Helsinki - Der finnische Handy-Hersteller knüpft dort an, wo er 2007 aufgehört hat: Trotz sinkender Verkaufspreise legte der Umsatz von Nokia im ersten Quartal 2008 um 28 Prozent auf rund 12,7 Milliarden Euro zu. Der Nettogewinn kletterte um 25 Prozent auf 1,2 Milliarden Euro.

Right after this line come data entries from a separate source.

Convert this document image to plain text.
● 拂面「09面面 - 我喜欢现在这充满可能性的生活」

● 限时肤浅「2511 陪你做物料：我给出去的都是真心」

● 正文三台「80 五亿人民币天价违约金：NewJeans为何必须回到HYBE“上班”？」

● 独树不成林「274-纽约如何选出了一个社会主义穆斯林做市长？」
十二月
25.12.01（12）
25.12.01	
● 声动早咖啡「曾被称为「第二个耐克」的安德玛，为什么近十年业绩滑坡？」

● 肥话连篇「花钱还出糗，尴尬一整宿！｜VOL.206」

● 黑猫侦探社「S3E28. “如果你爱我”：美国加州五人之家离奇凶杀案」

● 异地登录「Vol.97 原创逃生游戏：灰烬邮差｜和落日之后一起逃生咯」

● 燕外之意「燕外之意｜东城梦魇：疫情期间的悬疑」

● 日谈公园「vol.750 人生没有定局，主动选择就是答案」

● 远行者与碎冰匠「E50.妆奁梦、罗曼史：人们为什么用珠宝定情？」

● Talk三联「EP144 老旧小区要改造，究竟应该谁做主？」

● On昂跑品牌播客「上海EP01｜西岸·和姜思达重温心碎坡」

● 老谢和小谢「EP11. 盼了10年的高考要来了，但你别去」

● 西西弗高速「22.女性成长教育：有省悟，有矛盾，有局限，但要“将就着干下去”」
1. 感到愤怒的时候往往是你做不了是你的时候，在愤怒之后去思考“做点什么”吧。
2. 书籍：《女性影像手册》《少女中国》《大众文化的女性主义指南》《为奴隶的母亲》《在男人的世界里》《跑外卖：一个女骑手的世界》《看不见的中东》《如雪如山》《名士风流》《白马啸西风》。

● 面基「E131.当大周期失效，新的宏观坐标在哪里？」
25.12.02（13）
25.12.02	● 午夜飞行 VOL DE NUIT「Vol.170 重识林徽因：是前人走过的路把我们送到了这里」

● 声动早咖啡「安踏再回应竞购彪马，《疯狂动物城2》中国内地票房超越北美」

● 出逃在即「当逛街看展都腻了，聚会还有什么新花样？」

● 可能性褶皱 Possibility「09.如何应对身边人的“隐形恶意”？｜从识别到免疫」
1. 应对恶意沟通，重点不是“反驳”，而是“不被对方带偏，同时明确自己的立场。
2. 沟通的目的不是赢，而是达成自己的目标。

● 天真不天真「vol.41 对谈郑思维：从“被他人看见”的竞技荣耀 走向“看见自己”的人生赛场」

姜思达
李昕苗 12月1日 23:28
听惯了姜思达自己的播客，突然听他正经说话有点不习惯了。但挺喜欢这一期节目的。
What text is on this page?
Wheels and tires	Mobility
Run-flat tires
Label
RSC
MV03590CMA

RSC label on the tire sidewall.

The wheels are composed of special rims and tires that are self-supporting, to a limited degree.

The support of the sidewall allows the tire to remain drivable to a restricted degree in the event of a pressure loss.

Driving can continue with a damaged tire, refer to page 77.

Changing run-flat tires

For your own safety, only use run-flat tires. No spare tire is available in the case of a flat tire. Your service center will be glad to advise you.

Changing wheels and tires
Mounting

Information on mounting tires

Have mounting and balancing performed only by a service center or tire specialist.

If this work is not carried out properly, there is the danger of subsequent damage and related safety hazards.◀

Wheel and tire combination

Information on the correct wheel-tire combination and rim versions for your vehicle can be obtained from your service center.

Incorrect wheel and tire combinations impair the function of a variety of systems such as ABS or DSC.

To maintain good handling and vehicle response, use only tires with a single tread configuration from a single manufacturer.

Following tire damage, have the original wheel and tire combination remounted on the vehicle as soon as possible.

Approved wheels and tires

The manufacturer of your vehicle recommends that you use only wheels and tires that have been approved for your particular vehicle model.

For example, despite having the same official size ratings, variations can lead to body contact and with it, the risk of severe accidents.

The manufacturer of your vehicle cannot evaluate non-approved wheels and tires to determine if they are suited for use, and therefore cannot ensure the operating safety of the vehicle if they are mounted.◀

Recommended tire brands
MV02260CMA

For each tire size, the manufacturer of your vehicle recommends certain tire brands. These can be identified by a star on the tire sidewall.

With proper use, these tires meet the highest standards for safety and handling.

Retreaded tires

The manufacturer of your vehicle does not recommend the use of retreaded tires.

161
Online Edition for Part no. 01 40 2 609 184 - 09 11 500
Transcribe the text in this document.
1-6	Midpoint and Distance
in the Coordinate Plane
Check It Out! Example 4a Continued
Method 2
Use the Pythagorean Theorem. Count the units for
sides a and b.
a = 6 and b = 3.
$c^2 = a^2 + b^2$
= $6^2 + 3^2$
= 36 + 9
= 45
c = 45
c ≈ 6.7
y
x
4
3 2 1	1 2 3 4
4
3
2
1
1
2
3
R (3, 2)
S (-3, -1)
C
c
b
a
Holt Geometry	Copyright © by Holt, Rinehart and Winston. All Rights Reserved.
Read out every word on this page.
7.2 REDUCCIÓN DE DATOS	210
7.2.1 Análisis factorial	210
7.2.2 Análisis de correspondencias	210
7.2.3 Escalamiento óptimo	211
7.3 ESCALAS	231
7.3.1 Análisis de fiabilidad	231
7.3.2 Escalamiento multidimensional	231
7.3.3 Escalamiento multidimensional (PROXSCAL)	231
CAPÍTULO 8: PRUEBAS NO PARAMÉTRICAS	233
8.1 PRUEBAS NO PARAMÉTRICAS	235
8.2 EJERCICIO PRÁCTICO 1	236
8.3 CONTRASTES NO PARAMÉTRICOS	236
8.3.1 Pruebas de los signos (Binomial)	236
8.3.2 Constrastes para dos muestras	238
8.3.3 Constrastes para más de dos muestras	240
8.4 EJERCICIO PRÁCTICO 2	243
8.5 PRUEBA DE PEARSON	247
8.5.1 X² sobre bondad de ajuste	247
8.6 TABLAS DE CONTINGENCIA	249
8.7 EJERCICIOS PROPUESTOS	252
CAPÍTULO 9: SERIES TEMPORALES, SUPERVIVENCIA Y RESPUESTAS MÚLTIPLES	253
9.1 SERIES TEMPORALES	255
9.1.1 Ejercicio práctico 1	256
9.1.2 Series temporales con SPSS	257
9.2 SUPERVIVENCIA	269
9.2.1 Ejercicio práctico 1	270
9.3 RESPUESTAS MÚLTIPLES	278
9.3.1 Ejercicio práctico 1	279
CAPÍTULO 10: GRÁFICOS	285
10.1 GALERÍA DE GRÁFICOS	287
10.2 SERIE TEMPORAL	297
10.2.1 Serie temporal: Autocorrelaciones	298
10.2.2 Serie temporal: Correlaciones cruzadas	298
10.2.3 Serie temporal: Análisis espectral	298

Der Gewinn je Aktie lag bei 0,32 Euro - Analysten hatten jedoch mit 0,35 Euro gerechnet.
Nokia-Chef Olli-Pekka Kallasvuo: Aktien verlieren nach Bekanntgabe der Zahlen
Davon war in den ersten drei Monaten des Jahres noch nichts zu spüren: Konzern-Angaben zufolge verkaufte der finnische Weltmarktführer insgesamt 115,5 Millionen Mobiltelefone und lag damit leicht über den erwarteten 112,8 Millionen Geräten.
Der durchschnittliche Preis eines Geräts betrug 79 Euro. Seinen weltweiten Marktanteil bei Mobiltelefonen bezifferte Nokia auf 39 Prozent - die Prognose lag bei 39,7 Prozent. Für den Netzwerkausrüster Nokia Siemens Networks nannte der Handy-Konzern einen Quartalsverlust von 74 Millionen Euro.
Nach Bekanntgabe der Zahlen brach die Nokia-Aktie um mehr als fünf Prozent ein. Zudem drückten sie die freundlich gestarteten deutschen Aktienindizes auf ihr Vortagesniveau.
Der Dax stand zweitweise mit 0,05 Prozent im Plus bei 6706,10 Punkten. Der MDax rutschte mit 0,07 Prozent auf 9059,80 Zähler ins Minus. Der Technologieindex TecDax fiel um 0,09 Prozent auf 822,88 Punkte.